Its all down to relationships between the network operators their infrastructure and the firms that run the intercontinental links and their infrastructure.

we know latency rises as the number of links traversed increases and as the traffic over those links increases to the point of saturation. What is less obvious perhaps is that our ISPs will ultimately pay for the amount of bandwidth they use on the transatlantic links, and as such they manage the traffic across those links. They have DPI tools & load balancing methodologies (and other approaches to traffic management I’m sure) that all add latency to the traffic. They also have different routing paths between countries and continents.

Here are the tracerts that show that best:
Via my SpeedFusion VPN:
image

  1. is my local router
  2. is my UK Fusionhub SF endpoint
  3. is a firewall appliance I use
    4 is the remote (LA) Fusionhub SF endpoint
  4. is the LAN IP of the FH.

So total of 166-171ms Latency (36-46ms between me and the UK datacenter) and as expected the bulk of that latency (125ms - 130ms) is added when traffic hops across the intercontinental link between the fusionhubs.

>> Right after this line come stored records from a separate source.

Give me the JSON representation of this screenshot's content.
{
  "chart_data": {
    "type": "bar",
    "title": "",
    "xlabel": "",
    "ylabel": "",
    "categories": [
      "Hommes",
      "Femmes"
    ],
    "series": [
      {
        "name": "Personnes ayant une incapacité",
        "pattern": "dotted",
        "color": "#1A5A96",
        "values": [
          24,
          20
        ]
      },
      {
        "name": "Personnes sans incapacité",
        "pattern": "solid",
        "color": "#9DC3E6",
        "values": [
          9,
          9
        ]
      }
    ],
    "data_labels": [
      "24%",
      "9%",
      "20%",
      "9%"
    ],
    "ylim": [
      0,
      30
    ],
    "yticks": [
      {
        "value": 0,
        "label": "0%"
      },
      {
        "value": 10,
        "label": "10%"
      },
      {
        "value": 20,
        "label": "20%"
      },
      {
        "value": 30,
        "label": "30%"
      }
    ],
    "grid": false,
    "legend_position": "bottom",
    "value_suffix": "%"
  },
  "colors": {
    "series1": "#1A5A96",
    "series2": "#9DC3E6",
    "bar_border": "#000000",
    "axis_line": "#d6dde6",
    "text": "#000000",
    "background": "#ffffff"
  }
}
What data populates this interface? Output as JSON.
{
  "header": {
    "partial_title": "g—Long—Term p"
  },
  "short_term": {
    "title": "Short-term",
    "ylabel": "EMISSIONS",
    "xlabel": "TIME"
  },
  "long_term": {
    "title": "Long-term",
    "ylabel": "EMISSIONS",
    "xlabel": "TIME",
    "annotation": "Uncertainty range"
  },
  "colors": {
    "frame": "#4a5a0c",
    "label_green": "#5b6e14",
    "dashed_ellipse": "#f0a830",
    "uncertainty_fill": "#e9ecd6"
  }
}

Now lets look at the tracert between my router here and the WAN of the LA Fusionhub - so traffic passing direct over the respective ISPs infrastructure.

This time we have 17 hops
1-6 are routers within my ISP (22-23ms)
7-13 is an ISP out of Stockholm that my ISP has a peering relationship with (196+ ms)
14 is the datacenter ingress point in LA
15-16 is the datacentre infrastructure routers
17 is the WAN IP of the FH (hops 14-17 add very little additional latency)

We can see that traffic is routed from me in Exeter to London > Hamburg > Denmark > New York > LA.

So a total of 200-205ms latency. 27-31ms of which is between me and my ISPs egress router in London. The rest (180ms ish) is between london and my datacenter in LA over the peering network that is operated by Telia.net

Whats interesting is that if I run a tracert from my virtual firewall in the UK datacenter to the WAN IP of the LA fusionhub i see that the traffic also goes via Telia.net but before it gets to Telia.net infrastructure, the traffic passes through another ISP router in London operated by centurylink (formerly level3.net). If we look at the GeoIP data we see the route this time is: Exeter > London> Chicago >LA

image

And there we have the reason for the lower latency between the fusionhubs - distance and hops.

Traffic sent via my ISP travels via a longer route - via europe, traffic sent between the Fusionhubs travels direct from London to Chicago and onwards to LA without the european detour.

Why? Because my datacenter operator has a commercial relationship with centurylink (who have another relationship with Telia), who provide a lower latency more direct route to the same datacenters LA location.

That’s why, when we build international and intercontinental SpeedFusion SDNs for our customers here at Slingshot6 we never do that by directly peering devices hosted in different countries via their own in country ISP networks. Instead we always build out FusionHubs as local points of presence in local datacenters in the host countries first to take advantage of higher quality lower latency intercontinental links between those datacenters.